Wednesday, March 09, 2016

Lockheed Martin Seeks to Cut 1,000 Jobs: Voluntary program available to midlevel employees in seven U.S. locations

The Wall Street Journal
Updated March 8, 2016 7:44 p.m. ET

Lockheed Martin Corp. said it is launching a voluntary layoff program in its aeronautics business that aims to reduce 1,000 positions in the U.S., or about 0.8% of its total workforce.

The voluntary program announced Tuesday is available to midlevel employees in seven U.S. locations, including Edwards Air Force Base in California; Palmdale, Calif.; Fort Worth, Texas; and Marietta, Ga.

The Bethesda, Md., company said the cuts are needed “to position Lockheed Martin Aeronautics to be competitive in the future marketplace, secure future business opportunities, and keep an infrastructure appropriately aligned with customer demands.”

Lockheed didn’t provide further details on the timing of the staff reductions or on the financial impact of the moves. The company employs some 126,000 people world-wide, it said in a news release.
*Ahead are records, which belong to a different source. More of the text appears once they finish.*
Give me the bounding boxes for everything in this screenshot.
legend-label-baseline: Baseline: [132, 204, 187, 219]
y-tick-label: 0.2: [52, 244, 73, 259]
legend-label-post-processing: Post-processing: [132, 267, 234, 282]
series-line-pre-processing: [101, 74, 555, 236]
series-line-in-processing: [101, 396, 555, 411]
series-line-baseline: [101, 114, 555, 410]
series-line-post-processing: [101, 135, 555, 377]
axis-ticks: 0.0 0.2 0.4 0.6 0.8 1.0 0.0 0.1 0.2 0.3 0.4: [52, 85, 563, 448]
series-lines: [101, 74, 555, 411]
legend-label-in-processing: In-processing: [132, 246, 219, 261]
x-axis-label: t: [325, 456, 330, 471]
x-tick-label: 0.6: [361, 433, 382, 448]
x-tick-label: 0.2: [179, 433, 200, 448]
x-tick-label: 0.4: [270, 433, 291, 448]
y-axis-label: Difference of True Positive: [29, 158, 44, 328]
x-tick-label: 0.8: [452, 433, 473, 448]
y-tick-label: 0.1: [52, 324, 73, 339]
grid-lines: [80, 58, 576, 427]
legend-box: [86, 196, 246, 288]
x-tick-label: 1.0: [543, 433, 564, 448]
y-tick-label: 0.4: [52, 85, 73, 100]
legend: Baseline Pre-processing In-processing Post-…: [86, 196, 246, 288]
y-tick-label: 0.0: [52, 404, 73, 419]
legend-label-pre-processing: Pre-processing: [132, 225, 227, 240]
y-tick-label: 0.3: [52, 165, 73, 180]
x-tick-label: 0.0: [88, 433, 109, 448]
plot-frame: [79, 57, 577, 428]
The move follows the announcement this month by the U.S. Air Force that didn’t name Lockheed among the seven main partners slated to join lead contractor Northrop Grumman Corp. on the multibillion-dollar B-21 bomber program.
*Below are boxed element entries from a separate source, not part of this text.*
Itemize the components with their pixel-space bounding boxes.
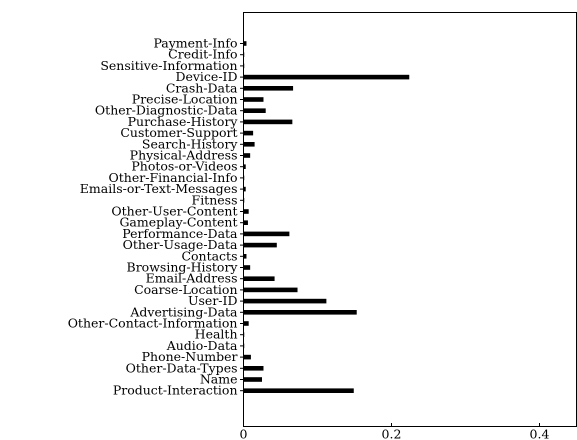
category-label: Other-Data-Types: [126, 360, 238, 375]
bar-email-address: [243, 276, 275, 281]
category-label: User-ID: [188, 293, 238, 308]
category-label: Emails-or-Text-Messages: [80, 181, 238, 196]
bar-crash-data: [243, 86, 294, 91]
bar-user-id: [243, 298, 327, 304]
bar-coarse-location: [243, 287, 298, 293]
bar-contacts: [243, 254, 247, 259]
bar-photos-or-videos: [243, 164, 246, 169]
category-label: Audio-Data: [166, 338, 238, 353]
category-label: Health: [195, 327, 238, 342]
x-tick-label: 0.4: [530, 427, 550, 440]
category-label: Performance-Data: [122, 226, 238, 241]
category-label: Phone-Number: [142, 349, 238, 364]
bar-payment-info: [243, 41, 247, 46]
bar-other-diagnostic-data: [243, 108, 266, 113]
category-label: Purchase-History: [128, 114, 239, 129]
x-tick-label: 0: [240, 427, 248, 440]
bar-advertising-data: [243, 310, 357, 315]
category-label: Device-ID: [175, 69, 237, 84]
bar-other-contact-information: [243, 321, 249, 326]
category-label: Other-Financial-Info: [109, 170, 238, 185]
category-label: Customer-Support: [120, 125, 237, 140]
category-label: Other-Usage-Data: [123, 237, 238, 252]
category-label: Physical-Address: [130, 148, 238, 163]
bar-emails-or-text-messages: [243, 186, 246, 192]
category-label: Fitness: [192, 192, 238, 207]
category-label: Name: [200, 372, 238, 387]
category-label: Other-User-Content: [111, 204, 237, 219]
bar-product-interaction: [243, 388, 354, 393]
bar-precise-location: [243, 97, 264, 102]
category-label: Email-Address: [146, 271, 238, 286]
plot-frame: [243, 12, 577, 427]
bars-group: [243, 41, 410, 393]
bar-other-user-content: [243, 209, 249, 214]
bar-name: [243, 377, 262, 382]
bar-customer-support: [243, 130, 254, 136]
bar-gameplay-content: [243, 220, 248, 225]
category-label: Credit-Info: [168, 47, 237, 62]
category-labels: Payment-InfoCredit-InfoSensitive-Informa…: [68, 36, 244, 398]
bar-phone-number: [243, 354, 251, 360]
category-label: Other-Contact-Information: [68, 316, 238, 331]
category-label: Photos-or-Videos: [131, 159, 237, 174]
bar-other-data-types: [243, 366, 264, 371]
bar-device-id: [243, 74, 410, 80]
category-label: Advertising-Data: [129, 304, 238, 319]
category-label: Gameplay-Content: [119, 215, 237, 230]
category-label: Product-Interaction: [113, 383, 238, 398]
bar-other-usage-data: [243, 242, 277, 248]
category-label: Payment-Info: [153, 36, 237, 51]
x-tick-label: 0.2: [382, 427, 402, 440]
bar-purchase-history: [243, 119, 293, 125]
category-label: Coarse-Location: [134, 282, 237, 297]
category-label: Precise-Location: [132, 92, 238, 107]
category-label: Contacts: [181, 248, 237, 263]
category-label: Crash-Data: [166, 80, 238, 95]
category-label: Browsing-History: [127, 260, 239, 275]
category-label: Other-Diagnostic-Data: [95, 103, 238, 118]
bar-performance-data: [243, 231, 290, 237]
bar-browsing-history: [243, 265, 251, 270]
bar-search-history: [243, 142, 255, 147]
x-axis-ticks: 0 0.2 0.4: [240, 423, 550, 440]
bar-physical-address: [243, 153, 251, 158]
category-label: Sensitive-Information: [100, 58, 237, 73]
category-label: Search-History: [142, 136, 239, 151]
And in February, the company dropped a legal challenge to its loss of a contract to Oshkosh Corp, to build thousands of new trucks for the U.S. Army and Marine Corps.

Lockheed had sued the Pentagon after last year failing to secure the $6.75 billion deal to build almost 17,000 joint light tactical vehicles, or JLTVs. A federal claims court judge last week refused Lockheed’s request for a preliminary injunction that would have forced Oshkosh to stop work on the program.

Also, earlier this year, Lockheed—the world’s largest military contractor by revenue—unveiled plans to carve out its big government information-technology unit to focus on more profitable work building military jets, helicopters and missiles.

The company said it would combine its IT business with Leidos Holdings Inc. in a tax-driven $5 billion deal that would give its shareholders initial control of the national security and health solutions specialist, as well as ammunition to pay down debt and continue its share-buyback plan.